Mais bon, malgré leurs tares, personne ne devrait être détestés, sauf, bien entendus, les femmes. Appolinaire a dit :"La femme, la phâme, sa nous affame et Dieu sait si la femme est infâme". Et effectivement, Dieu et son gros bouquin avaient visés juste en considérant la femme comme la pécheresse originelle. Elle sont naturellement, dans leur grande bonté maternante, viles et mauvaises. Je m'explique par une petite histoire pour alléger le fardeau de la réflexion à vos pauvres cortex aux synapses pendouillant dans le vide sans fond de votre inculture virulente.

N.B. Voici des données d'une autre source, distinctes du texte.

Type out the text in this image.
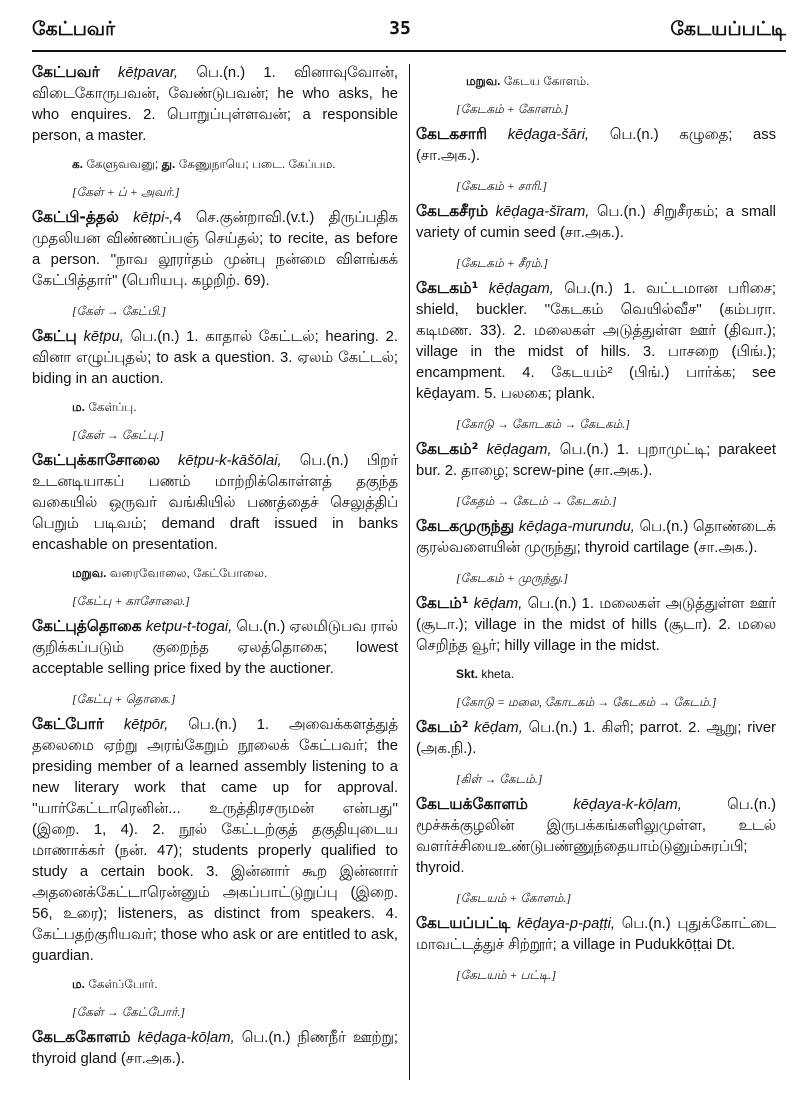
கேட்பவர்	35	கேடயப்பட்டி

கேட்பவர் kēṭpavar, பெ.(n.) 1. வினாவுவோன், விடைகோருபவன், வேண்டுபவன்; he who asks, he who enquires. 2. பொறுப்புள்ளவன்; a responsible person, a master.

க. கேளுவவனு; து. கேணுநாயெ; படை. கேப்பம.
[கேள் + ப் + அவர்.]

கேட்பி-த்தல் kēṭpi-,4 செ.குன்றாவி.(v.t.) திருப்பதிக முதலியன விண்ணப்பஞ் செய்தல்; to recite, as before a person. ''நாவ லூரர்தம் முன்பு நன்மை விளங்கக் கேட்பித்தார்'' (பெரியபு. கழறிற். 69).

[கேள் → கேட்பி.]

கேட்பு kēṭpu, பெ.(n.) 1. காதால் கேட்டல்; hearing. 2. வினா எழுப்புதல்; to ask a question. 3. ஏலம் கேட்டல்; biding in an auction.

ம. கேள்ப்பு.
[கேள் → கேட்பு.]

கேட்புக்காசோலை kēṭpu-k-kāšōlai, பெ.(n.) பிறர் உடனடியாகப் பணம் மாற்றிக்கொள்ளத் தகுந்த வகையில் ஒருவர் வங்கியில் பணத்தைச் செலுத்திப் பெறும் படிவம்; demand draft issued in banks encashable on presentation.

மறுவ. வரைவோலை, கேட்போலை.
[கேட்பு + காசோலை.]

கேட்புத்தொகை ketpu-t-togai, பெ.(n.) ஏலமிடுபவ ரால் குறிக்கப்படும் குறைந்த ஏலத்தொகை; lowest acceptable selling price fixed by the auctioner.

[கேட்பு + தொகை.]

கேட்போர் kēṭpōr, பெ.(n.) 1. அவைக்களத்துத் தலைமை ஏற்று அரங்கேறும் நூலைக் கேட்பவர்; the presiding member of a learned assembly listening to a new literary work that came up for approval. ''யார்கேட்டாரெனின்... உருத்திரசருமன் என்பது'' (இறை. 1, 4). 2. நூல் கேட்டற்குத் தகுதியுடைய மாணாக்கர் (நன். 47); students properly qualified to study a certain book. 3. இன்னார் கூற இன்னார் அதனைக்கேட்டாரென்னும் அகப்பாட்டுறுப்பு (இறை. 56, உரை); listeners, as distinct from speakers. 4. கேட்பதற்குரியவர்; those who ask or are entitled to ask, guardian.

ம. கேள்ப்போர்.
[கேள் → கேட்போர்.]

கேடககோளம் kēḍaga-kōḷam, பெ.(n.) நிணநீர் ஊற்று; thyroid gland (சா.அக.).

மறுவ. கேடய கோளம்.
[கேடகம் + கோளம்.]

கேடகசாரி kēḍaga-šāri, பெ.(n.) கழுதை; ass (சா.அக.).

[கேடகம் + சாரி.]

கேடகசீரம் kēḍaga-šīram, பெ.(n.) சிறுசீரகம்; a small variety of cumin seed (சா.அக.).

[கேடகம் + சீரம்.]

கேடகம்¹ kēḍagam, பெ.(n.) 1. வட்டமான பரிசை; shield, buckler. ''கேடகம் வெயில்வீச'' (கம்பரா. கடிமண. 33). 2. மலைகள் அடுத்துள்ள ஊர் (திவா.); village in the midst of hills. 3. பாசறை (பிங்.); encampment. 4. கேடயம்² (பிங்.) பார்க்க; see kēḍayam. 5. பலகை; plank.

[கோடு → கோடகம் → கேடகம்.]

கேடகம்² kēḍagam, பெ.(n.) 1. புறாமுட்டி; parakeet bur. 2. தாழை; screw-pine (சா.அக.).

[கேதம் → கேடம் → கேடகம்.]

கேடகமுருந்து kēḍaga-murundu, பெ.(n.) தொண்டைக் குரல்வளையின் முருந்து; thyroid cartilage (சா.அக.).

[கேடகம் + முருந்து.]

கேடம்¹ kēḍam, பெ.(n.) 1. மலைகள் அடுத்துள்ள ஊர் (சூடா.); village in the midst of hills (சூடா). 2. மலை செறிந்த வூர்; hilly village in the midst.

Skt. kheta.
[கோடு = மலை, கோடகம் → கேடகம் → கேடம்.]

கேடம்² kēḍam, பெ.(n.) 1. கிளி; parrot. 2. ஆறு; river (அக.நி.).

[கிள் → கேடம்.]

கேடயக்கோளம்	kēḍaya-k-kōḷam,	பெ.(n.) மூச்சுக்குழலின் இருபக்கங்களிலுமுள்ள, உடல் வளர்ச்சியைஉண்டுபண்ணுந்தையாம்டுனும்சுரப்பி; thyroid.

[கேடயம் + கோளம்.]

கேடயப்பட்டி kēḍaya-p-paṭṭi, பெ.(n.) புதுக்கோட்டை மாவட்டத்துச் சிற்றூர்; a village in Pudukkōṭṭai Dt.

[கேடயம் + பட்டி.]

J'ai connu un érotomane en rut avec le caleçon en éruption qui éructa des élucubrations érotiques et romantique dignes de la Grèce, à une gracieuse grosse poire (bien bonne) gratinée de bijoux fantaisies. Et bien son amour spirituel ne reçu qu'une réponse physique à coup de tatannes dans LA zone érogène, suivit d'un assourdissant "salot d'machot" (je pense qu'elle voulait dire "sado-maso " au vu de son mode de communication). J'appris plus tard qu'elle était une ébéniste hédoniste qui excellait pour ce qui est de tailler des pipes. Mais évidement, en tant que femme, et donc être égoïste par nature, elle refusait d'être donatrice de son don à tout les passants, dont mon ami, alors, que comme tous le monde sait, la femme n'est parfaitement féminine qu'avec un pénis entre les jambes, et de préférence appartenant à un autre. Mais, oh la vache (que les Hindouistes me pardonnent ce blasphème), il n'est qu'un sale misogyne, me direz-vous, la femme est essentielle à la procréation et au couple. Certe, mais l'homme, plus. Ce dernier d'ailleurs, et la seule exception, avec la femme, qui n'est pas digne d'être l'objet de la compassion infinie, que tout cerveau civilisé ou tout simplement actif, se doit de ressentir pour l'humanité. Enfin, tout les gens censés savent que la majorités des humains, étouffés par leur égocentrisme, trop préoccupés par leur médiocrité et leur normalité quelconque d'une banalité morfondante, ne savent plus aimer leurs semblables.